Researchers receive grants totaling more than $2.3 million

Dr. Jacques Lux and Dr. Ananth Madhuranthakam
Dr. Jacques Lux (left) and Dr. Ananth Madhuranthakam

Dr. Jacques Lux and Dr. Ananth Madhuranthakam have been awarded grants from the Cancer Prevention and Research Institute of Texas totaling more than $2.3 million. Dr. Lux will receive $1.2 million over four years to investigate "Improving Safety and Efficacy of Amino Acid Depletion Therapy for Acute Lymphoblastic Leukemia Using Translatable Nanotechnology," and Dr. Madhuranthakam will receive $1.1 million over the next three years to investigate "Noninvasive Detection and Assessment of Therapy Response in Multiple Myeloma Using Whole-Body MRI."

Dr. Lux received his doctorate in chemistry from the University of Strasbourg, and completed postdoctoral training at the faculty of pharmacy in Strasbourg, where he developed activatable optical probes for the detection of viral RNA. He then received training in supramolecular chemistry at the Scripps Research Institute in La Jolla, California, and additional postdoctoral research at the University of California - San Diego.
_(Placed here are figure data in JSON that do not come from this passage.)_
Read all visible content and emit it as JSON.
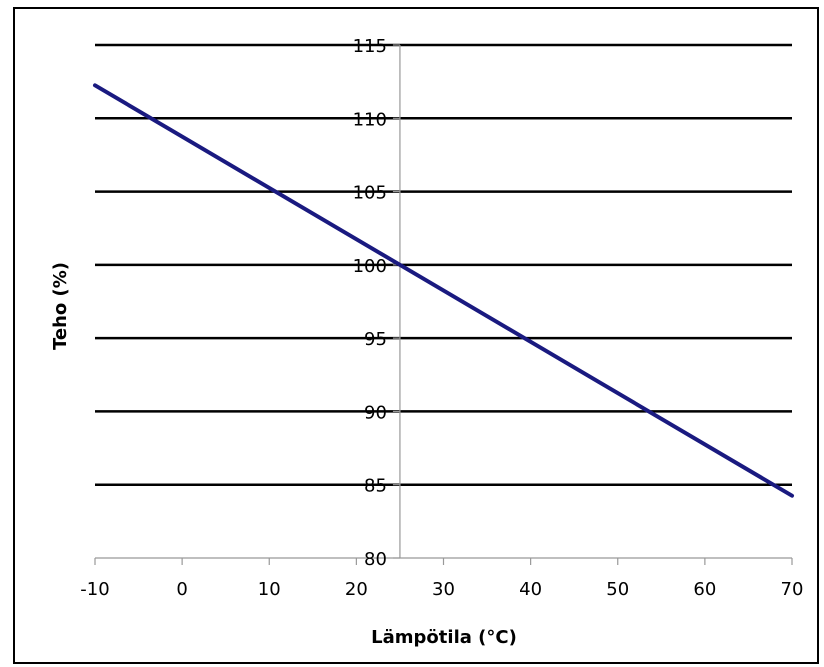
{
  "chart_data": {
    "type": "line",
    "xlabel": "Lämpötila (°C)",
    "ylabel": "Teho (%)",
    "xlim": [
      -10,
      70
    ],
    "ylim": [
      80,
      115
    ],
    "x_ticks": [
      -10,
      0,
      10,
      20,
      30,
      40,
      50,
      60,
      70
    ],
    "y_ticks": [
      80,
      85,
      90,
      95,
      100,
      105,
      110,
      115
    ],
    "x_tick_labels": [
      "-10",
      "0",
      "10",
      "20",
      "30",
      "40",
      "50",
      "60",
      "70"
    ],
    "y_tick_labels": [
      "80",
      "85",
      "90",
      "95",
      "100",
      "105",
      "110",
      "115"
    ],
    "y_axis_crosses_at_x": 25,
    "grid": "horizontal",
    "legend": "none",
    "series": [
      {
        "x": [
          -10,
          70
        ],
        "values": [
          112.25,
          84.25
        ],
        "color": "#1a1a80"
      }
    ],
    "colors": {
      "line": "#1a1a80",
      "grid": "#000000",
      "axis": "#999999",
      "frame": "#000000"
    }
  }
}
He joined the Radiology Research faculty as an Assistant Professor in 2015.

At UT Southwestern, he develops novel nanomedicine platforms to diagnose and treat disease in vivo noninvasively with the long-term objective of developing theranostic agents that can be used in the clinical setting. He serves as the assistant director of the Translational Research in Ultrasound Theranostics (TRUST) lab, under the direction of Dr. Robert Mattrey.

Dr. Madhuranthakam received his doctorate in bioengineering from Mayo Graduate School in Rochester, Minnesota, and then joined the MR research and Development division of GE Healthcare to develop novel imaging techniques to improve the clinical utility of MRI. He joined the Radiology Research faculty as an Assistant Professor in 2011.

At UT Southwester, Dr. Madhuranthakam serves as the MR Research Director, with additional academic appointments in the Advanced Imaging Research Center and the Department of Biomedical Engineering. He also serves as an adjunct faculty member in the Department of Bioengineering at the University of Texas at Dallas.

He holds nine patents (six issued and three filed).

Dr. Madhuranthakam is also conducting a National Institutes of Health/National Cancer Institute-funded study evaluating arterial spin labeling as a quantitative non-contrast perfusion imaging technique for the assessment of cancer therapy response in patients with advanced brain tumors (glioblastoma) or advanced kidney cancer (metastatic renal cell carcinoma). He is investigating this technique as part of the NCI's Quantitative Imaging Network.